Affects Version/s: 2.2.0
Fix Version/s: None
The change to use JNI to do HDFS writes improved the interface by returning more useful infomration to the caller. In TRAFODION-2946, we ddescribe the need for LOB locking because of a condition where multiple threads writing to the same LOB column could interleave and cause problems. TWith the new JNI interface and HDFS write will now return the offset where the data was written. So we can use this return offset to store in the descriptor tables. Prior to this while using the libhdfs API, we would not get back the "written offset".
So the order of operations before this change used to be :
- Get the EOD for the LOB data file in HDFS
- Store this offset into the LOB descriptor tables so we know where to retrieve the data from during a read.
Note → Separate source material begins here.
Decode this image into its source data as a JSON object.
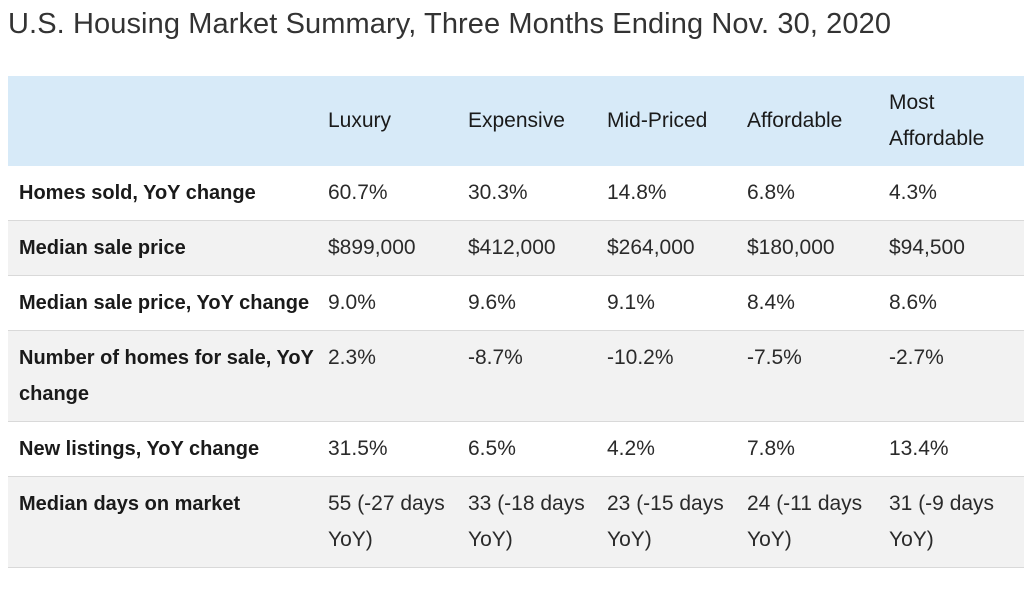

- call hdfsWrite to write to the LOB data file. And hope that the offset where the hdfsWrite writes is the same as the EOD calculated in 1. hdfs being an "append only"file system, this is usually how it works. But if another process comes in and does an insert into the LOB column between 2 and 3, then we have an incorrect offset stored int he descriptor tables. Hence we added a Lob Lock to make steps 1,2 and 3 atomic as part of Trafodion-2946 to address this issue.
The order of operations with this change is as follows :
- Call JNI hdfs Write API to write the lob data to hdfs.
- Use return data offset from JNI hdfswrite API in 1. as the offset to store in the LOB descriptor tables.
- If there are multiple chunks to write, do it in a loop and append to the first chunk. This way each chunk can be anywhere in hdfs and not necessarily continguous. But we are guaranteed that whatever we wrote will be stored in our interna lLOB descriptor files.
- If any failure or TM error occurs while writing to the LOB descriptor tables, transaction gets rolled back and the chunk of hdfs data written becomes "dead data". It doesn't harm the next operation.
- GC check is now done before an update or insert. Earlier it was done as part of the ::allocateDesc operation to get the EOD of the file.